Register a Data Element
What is it?
The Data Element Registry allows you to create a catalog of all available data points on the platform. Before a column in a DataTable can be used downstream, it must first be registered as a Data Element.
A Data Element acts as a governed layer between raw data columns and other registered objects:
Benefits of a registered Data Element
1. Enhanced data organization and documentation
Raw column names in DataTables are often hard to read (for example, annual_inc). By registering it as a Data Element, you can assign a meaningful alias, name, and description, building up a Data Dictionary that makes data easier to understand for new users.
2. Improved governance and control
- Apply permissible purpose tags to regulate Data Element usage (for example, marking gender or race as PII to restrict their use in marketing).
- Track versions of every change to the Data Element over time.
- Monitor downstream usage to see exactly where, and at which version, the Data Element is being consumed.

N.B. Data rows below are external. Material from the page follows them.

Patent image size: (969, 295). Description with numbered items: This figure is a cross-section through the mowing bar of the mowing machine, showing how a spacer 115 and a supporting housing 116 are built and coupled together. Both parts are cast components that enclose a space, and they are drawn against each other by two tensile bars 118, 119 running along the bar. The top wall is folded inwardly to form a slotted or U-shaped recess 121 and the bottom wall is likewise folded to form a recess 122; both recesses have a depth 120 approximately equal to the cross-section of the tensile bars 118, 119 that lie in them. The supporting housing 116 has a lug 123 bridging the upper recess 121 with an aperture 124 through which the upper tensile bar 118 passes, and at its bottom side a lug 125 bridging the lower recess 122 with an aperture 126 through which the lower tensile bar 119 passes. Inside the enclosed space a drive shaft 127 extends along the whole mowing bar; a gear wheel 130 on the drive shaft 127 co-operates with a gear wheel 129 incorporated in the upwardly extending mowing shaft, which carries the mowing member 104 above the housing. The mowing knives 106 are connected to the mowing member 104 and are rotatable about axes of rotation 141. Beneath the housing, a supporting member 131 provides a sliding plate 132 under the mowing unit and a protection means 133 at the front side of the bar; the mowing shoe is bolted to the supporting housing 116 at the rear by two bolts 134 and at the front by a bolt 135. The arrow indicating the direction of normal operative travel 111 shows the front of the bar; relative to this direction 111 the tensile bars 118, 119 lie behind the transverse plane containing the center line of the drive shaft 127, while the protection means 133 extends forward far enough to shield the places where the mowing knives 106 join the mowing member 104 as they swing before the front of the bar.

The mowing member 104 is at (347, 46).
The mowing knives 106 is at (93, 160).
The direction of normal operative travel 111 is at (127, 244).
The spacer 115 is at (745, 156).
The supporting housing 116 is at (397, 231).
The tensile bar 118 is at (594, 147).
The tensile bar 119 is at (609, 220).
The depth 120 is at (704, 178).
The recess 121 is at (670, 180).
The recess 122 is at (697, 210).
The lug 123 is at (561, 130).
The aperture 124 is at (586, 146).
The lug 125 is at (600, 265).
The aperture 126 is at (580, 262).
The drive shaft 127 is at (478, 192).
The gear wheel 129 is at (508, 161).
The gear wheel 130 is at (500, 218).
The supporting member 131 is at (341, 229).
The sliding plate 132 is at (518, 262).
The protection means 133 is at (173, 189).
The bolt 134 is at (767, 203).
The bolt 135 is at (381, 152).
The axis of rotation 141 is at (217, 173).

Two Types of Data Elements
A Data Element can be either Simple (a 1-to-1 mapping from a column) or Aggregated (a value computed across multiple rows).
| Simple | Aggregated | |
|---|---|---|
| Maps from | A single column | Multiple rows across one or more tables |
| Use when | The column value is ready to use as-is | You need to compute something across records |
| Example | annual_income from app_table |
Total bankruptcies in the last 10 years |
You pick which kind to register by ticking or leaving the Is Aggregated checkbox in the Attributes section.
How to Register
The form has three sections: Attributes, Definition, and Properties. The Definition section changes depending on whether the Data Element is Simple (Is Aggregated unticked) or Aggregated (Is Aggregated ticked). Pick the matching tab below.
Step 1: Open the Create Form
- Open Data Vault → Data Element Registry from the home page.
-
Click + New Data Element at the top right.
Data Element Registry. Use + New Data Element to start a new entry. -
Type a clear, descriptive name at the top of the form (for example,
Account Vintage In Years) and click ✓.
Give the Data Element a descriptive name.
Step 2: Fill in Attributes
Leave Is Aggregated unticked.
| Field | What to enter |
|---|---|
| Data TypeRequired | The type of value stored (for example, numerical, string, boolean, date). |
| AliasRequired | Short identifier used across the platform (for example, annual_income). |
| EntityRequired | Prospect, Application, Account, or Customer. |
| Is Aggregated | Leave unticked. |
Step 3: Fill in Definition
Point at the column you want to expose.
| Field | What to enter |
|---|---|
| Source TableRequired | The registered DataTable that contains the column. |
| Source ColumnRequired | The specific column to map. |
Step 4: Fill in Properties
| Field | What to enter |
|---|---|
| DescriptionRequired | Plain-language explanation of what the Data Element represents. This is the entry that appears in your Data Dictionary. |
| Permissible PurposeRequired | Tags that control where the Data Element may be used (for example, PII, marketing-allowed). |
| GroupRequired | Logical grouping for the Data Element, used for display and organising similar use cases. |
| Keywords | Free-form tags that help search for the Data Element later. |
Step 5: Click Create
Click Create at the bottom right of the form. The Data Element is saved as a draft and you land on its details page.
Step 1: Open the Create Form
- Open Data Vault → Data Element Registry from the home page.
-
Click + New Data Element at the top right.
Data Element Registry. Use + New Data Element to start a new entry. -
Type a clear, descriptive name at the top of the form (for example,
Total Deposit Amount (Last 90D)) and click ✓.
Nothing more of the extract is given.